IT'S been worrying me lately. That old question, "Who teaches the teacher?"
When you're at school it doesn't really dawn on you that the reason the teacher knows more than you do is because he or she might be keeping a page ahead of you in the textbook. You do realise that some teachers are better than others, because they can actually control the class, either with a rod of iron, a quirky personality or perhaps a wonderful teaching technique. But the one thing you did give them was the benefit of the doubt. You presumed that they knew their stuff. Whether they put it over was another matter.
We all know the teachers who made a difference. My woodwork teacher got our undivided attention by throwing chisels or any other handy piece of hardware at us. My history teacher always had his leather "Lochgelly" strap concealed under the shoulder of his gown ready to lash out, and our English teacher was just brilliant, funny and entertaining.
The point is that they all knew their subject. They had studied it, and it was time to pass that on in the best way they could.
Now, at the dawning of the 21st century, the world has gone visual with the Internet, emailing, scanning, voice recognition, graphics, widescreen digital TV, satellite links, DVD. The sad fact is that our young people are mastering this technology faster than their teachers, through games and exploring on their own with all the readily available hardware.
The digital era is now upon us and technology is going to take over our lives, whether we like it or not. That box in the corner will become a digital receiver with a hard drive, which will record programmes whether you ask it to or not, just because you usually like to watch that type of programme. It will also be a computer, video phone and your Internet link. Children will take it all in their stride.
But where does this leave our educators? Those who should be able to teach our children this skill to get a head start in life? Unfortunately the ICT revolution is once again leaving this most important element behind.
Our teachers are locked into a tangle of bureaucracy and are, very early in their careers, forced onto the treadmill that is our education system today. There is no time to learn about the technoogy in depth, so that they can, in turn, teach our children to have a solid grounding in ICT right from the start. They can't get that one page ahead.
Education in ICT will become something you learn individually, or from older siblings, and it will develop as a skill outside our legitimate education system, rather than be used hand-in-hand with it to enhance children's learning.
The situation we have at the moment is all too familiar. The information technology experts and this country's programme-makers are developing their fields so quickly, making massive strides and leaving the educationists having to play catch-up. When will we learn that our teachers are the front line and must be armed with the skills in order for them to perform?

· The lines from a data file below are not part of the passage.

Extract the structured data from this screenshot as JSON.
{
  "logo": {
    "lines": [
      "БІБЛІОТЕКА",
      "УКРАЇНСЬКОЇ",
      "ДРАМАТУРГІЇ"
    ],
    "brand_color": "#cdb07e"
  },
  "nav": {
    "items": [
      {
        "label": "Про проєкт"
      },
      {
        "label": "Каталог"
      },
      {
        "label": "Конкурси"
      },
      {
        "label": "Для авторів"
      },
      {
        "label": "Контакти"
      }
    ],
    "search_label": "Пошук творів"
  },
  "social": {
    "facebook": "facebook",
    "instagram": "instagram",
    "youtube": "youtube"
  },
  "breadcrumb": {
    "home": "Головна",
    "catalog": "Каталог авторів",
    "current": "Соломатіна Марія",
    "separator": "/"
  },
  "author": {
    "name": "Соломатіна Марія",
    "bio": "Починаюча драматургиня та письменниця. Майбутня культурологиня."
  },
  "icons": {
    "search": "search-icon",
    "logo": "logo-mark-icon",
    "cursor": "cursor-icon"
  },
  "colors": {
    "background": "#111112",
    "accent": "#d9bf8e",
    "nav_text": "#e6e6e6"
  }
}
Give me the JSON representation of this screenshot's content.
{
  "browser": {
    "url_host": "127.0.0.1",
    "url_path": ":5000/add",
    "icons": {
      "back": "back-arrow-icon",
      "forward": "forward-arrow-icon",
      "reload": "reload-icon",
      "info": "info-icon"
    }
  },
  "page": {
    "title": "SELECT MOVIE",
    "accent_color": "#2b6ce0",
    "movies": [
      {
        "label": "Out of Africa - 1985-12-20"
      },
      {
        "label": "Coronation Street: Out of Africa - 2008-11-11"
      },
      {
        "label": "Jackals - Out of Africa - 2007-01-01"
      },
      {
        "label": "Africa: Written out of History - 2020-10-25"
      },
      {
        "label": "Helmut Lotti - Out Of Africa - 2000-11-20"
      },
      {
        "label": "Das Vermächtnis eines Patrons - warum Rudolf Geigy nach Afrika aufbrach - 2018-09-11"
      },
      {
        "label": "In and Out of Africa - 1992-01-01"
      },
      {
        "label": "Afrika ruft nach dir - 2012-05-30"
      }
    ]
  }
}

A forum must be set up to allow a flow of information and ideas between the ICT experts, the programme-makers and the teachers so that we make the most of this revolution. Technology and communication is the way forward and we must all be on board to give future generations a solid basis of understanding taught by our trained teachers and aided by our programme-makers, using the techniques that, we all know, keep young people interested.
My company, Tell-Tale Productions, has created The Tweenies for the BBC, after years of consultation with the people who try to educate and develop the curriculum for our three to five-year-olds. It takes the elements of "soap opera" and "sitcom" and blends them with pre-school curriculum.
The Tweenies have taken the UK, and increasingly, the world by storm, capturing the hearts of pre-schoolers, but it also informs and explores the physical, social and educational issues young children face every day.
It is a true example of "edutainment" which neither devalues the educational content nor decreases the watchability factor. This can be achieved for all age groups through consultation with our educators. All that is required is a desire for teachers to be freed from the shackles of paperwork and given a day off a week to learn the technology, together with a forum to discuss and explore the possibilities of ICT and programming.
Our young people's future and education depends on it.
Iain Lauchlan is a director of Tell-Tale Productions.